As important as Yield and its songs are to Pearl Jam’s narrative, the record also found them in a place where they were comfortable enough to begin making decisions based on what was best for the band and their fans rather than on broad, sweeping principles that had often crippled or put undue strain on them in the past. For instance, the band that had famously refrained from reducing their songs to music videos opted to partner with Spawn creator Todd McFarlane on an animated video for “Do the Evolution”, a power-drunk take on technology that perfectly matched McFarlane’s dark, skeptical depictions of the world. Even more critically, Pearl Jam finally ended its one-band crusade against Ticketmaster, which allowed them to tour full-scale again and return to venues and towns they hadn’t visited in years. Their 1998 North American tour behind Yield alone can boast an incredible live record (Live on Two Legs), bringing former Soundgarden drummer Matt Cameron on board full time, and truly planting the seed for what would germinate into the most reliable, dedicated, and rewarding veteran touring act working today.

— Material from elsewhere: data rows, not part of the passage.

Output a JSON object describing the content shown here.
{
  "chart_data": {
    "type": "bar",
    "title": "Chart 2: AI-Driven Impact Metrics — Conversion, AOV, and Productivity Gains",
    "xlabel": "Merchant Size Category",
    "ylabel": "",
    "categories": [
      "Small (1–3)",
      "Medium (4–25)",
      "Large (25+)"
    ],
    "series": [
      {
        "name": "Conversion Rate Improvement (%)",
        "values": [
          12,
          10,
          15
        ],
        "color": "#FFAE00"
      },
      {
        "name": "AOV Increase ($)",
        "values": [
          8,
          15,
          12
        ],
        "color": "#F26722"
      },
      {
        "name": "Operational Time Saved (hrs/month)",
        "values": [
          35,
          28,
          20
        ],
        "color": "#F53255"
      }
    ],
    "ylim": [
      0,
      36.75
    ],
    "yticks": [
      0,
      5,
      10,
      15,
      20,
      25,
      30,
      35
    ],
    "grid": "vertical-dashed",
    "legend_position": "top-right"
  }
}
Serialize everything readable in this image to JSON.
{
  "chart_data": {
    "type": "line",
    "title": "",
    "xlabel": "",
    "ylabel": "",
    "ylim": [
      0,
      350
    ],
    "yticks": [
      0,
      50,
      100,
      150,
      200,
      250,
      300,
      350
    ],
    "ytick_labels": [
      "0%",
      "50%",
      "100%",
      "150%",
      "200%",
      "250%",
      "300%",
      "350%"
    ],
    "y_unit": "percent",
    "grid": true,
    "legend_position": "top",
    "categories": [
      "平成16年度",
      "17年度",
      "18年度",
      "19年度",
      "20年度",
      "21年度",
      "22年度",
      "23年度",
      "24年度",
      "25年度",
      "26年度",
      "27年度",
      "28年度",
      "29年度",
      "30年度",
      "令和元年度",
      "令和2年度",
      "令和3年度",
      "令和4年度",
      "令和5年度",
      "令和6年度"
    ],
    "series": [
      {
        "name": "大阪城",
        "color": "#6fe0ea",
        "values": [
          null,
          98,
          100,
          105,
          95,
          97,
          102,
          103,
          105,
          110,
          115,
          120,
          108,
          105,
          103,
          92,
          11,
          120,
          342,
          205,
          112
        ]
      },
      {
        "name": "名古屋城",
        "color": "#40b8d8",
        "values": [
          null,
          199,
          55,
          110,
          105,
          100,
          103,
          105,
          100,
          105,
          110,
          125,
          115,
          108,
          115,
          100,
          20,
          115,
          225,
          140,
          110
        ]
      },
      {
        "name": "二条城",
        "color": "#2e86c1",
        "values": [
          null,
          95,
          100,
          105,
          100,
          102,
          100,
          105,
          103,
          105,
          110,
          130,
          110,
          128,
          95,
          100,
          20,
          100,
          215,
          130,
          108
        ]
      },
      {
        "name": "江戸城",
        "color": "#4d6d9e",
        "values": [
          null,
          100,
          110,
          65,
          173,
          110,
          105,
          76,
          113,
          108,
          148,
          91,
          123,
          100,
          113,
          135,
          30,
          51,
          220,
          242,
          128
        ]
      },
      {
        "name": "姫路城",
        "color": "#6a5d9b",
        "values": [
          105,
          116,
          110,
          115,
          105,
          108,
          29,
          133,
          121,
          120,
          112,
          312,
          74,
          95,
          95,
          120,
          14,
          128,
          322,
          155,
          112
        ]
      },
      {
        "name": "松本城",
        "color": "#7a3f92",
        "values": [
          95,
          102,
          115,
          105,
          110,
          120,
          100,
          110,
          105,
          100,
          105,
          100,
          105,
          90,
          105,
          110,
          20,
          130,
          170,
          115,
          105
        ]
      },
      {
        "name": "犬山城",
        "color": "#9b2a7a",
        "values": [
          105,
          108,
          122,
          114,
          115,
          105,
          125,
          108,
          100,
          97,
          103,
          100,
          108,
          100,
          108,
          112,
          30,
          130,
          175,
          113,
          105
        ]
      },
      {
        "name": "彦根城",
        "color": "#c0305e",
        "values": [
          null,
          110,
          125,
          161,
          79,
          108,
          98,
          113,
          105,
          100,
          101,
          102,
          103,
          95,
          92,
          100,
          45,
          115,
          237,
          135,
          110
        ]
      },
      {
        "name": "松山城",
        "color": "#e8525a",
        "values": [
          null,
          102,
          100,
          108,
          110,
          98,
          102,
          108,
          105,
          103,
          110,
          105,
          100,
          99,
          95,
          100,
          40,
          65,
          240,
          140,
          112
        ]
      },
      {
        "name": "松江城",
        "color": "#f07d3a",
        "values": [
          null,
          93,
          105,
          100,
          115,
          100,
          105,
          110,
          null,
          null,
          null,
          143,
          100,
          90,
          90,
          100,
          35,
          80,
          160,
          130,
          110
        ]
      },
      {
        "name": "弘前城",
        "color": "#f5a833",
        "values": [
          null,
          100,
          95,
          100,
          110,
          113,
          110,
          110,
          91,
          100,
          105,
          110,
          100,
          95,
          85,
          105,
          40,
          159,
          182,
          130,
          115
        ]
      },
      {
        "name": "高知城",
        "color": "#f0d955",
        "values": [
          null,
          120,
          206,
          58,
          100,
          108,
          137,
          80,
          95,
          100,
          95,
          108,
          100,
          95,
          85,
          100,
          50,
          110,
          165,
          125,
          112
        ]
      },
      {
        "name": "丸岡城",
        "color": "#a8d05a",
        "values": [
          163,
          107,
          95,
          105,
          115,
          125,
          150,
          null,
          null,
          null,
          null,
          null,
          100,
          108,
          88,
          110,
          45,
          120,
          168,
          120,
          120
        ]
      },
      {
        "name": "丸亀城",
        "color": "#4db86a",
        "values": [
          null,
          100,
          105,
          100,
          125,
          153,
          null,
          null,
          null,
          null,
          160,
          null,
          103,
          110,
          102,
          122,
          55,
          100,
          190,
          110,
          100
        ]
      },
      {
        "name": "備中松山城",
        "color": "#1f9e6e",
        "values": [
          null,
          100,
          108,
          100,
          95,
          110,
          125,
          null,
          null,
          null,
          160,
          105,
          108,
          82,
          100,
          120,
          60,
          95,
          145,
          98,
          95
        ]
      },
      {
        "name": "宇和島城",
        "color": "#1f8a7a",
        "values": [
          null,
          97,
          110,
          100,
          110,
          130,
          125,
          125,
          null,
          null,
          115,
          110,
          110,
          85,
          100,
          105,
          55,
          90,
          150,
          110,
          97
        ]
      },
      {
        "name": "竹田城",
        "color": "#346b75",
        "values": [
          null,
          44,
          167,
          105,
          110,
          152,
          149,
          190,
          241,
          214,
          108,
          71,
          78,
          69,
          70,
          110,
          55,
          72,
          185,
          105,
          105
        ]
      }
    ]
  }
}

If the maturing that Pearl Jam underwent as a band between the end of the No Code sessions and the touring of Yield can be viewed as the band equivalent of a person transitioning from adolescence to young adulthood, then the group have long since entered middle age. It’s a time in life when people — in this case, a band — traditionally turn outward to care for others and view the world with empathy and concern. In that respect, look no further than the band’s upcoming hometown shows this August in Seattle. They’ve pledged to donate at least a million dollars from those concerts to help the local homeless, with the goal of raising several more million through community partnerships. Picture it: Pearl Jam’s first hometown shows in five years; 100,000 people in attendance, the most for a show in Seattle since the Stones back in 1981; a guaranteed marathon set from one of the best live bands going; and a chance to funnel millions of dollars towards helping the most needy among us — the real forgotten Americans.
Now, that’s a future worth growing into.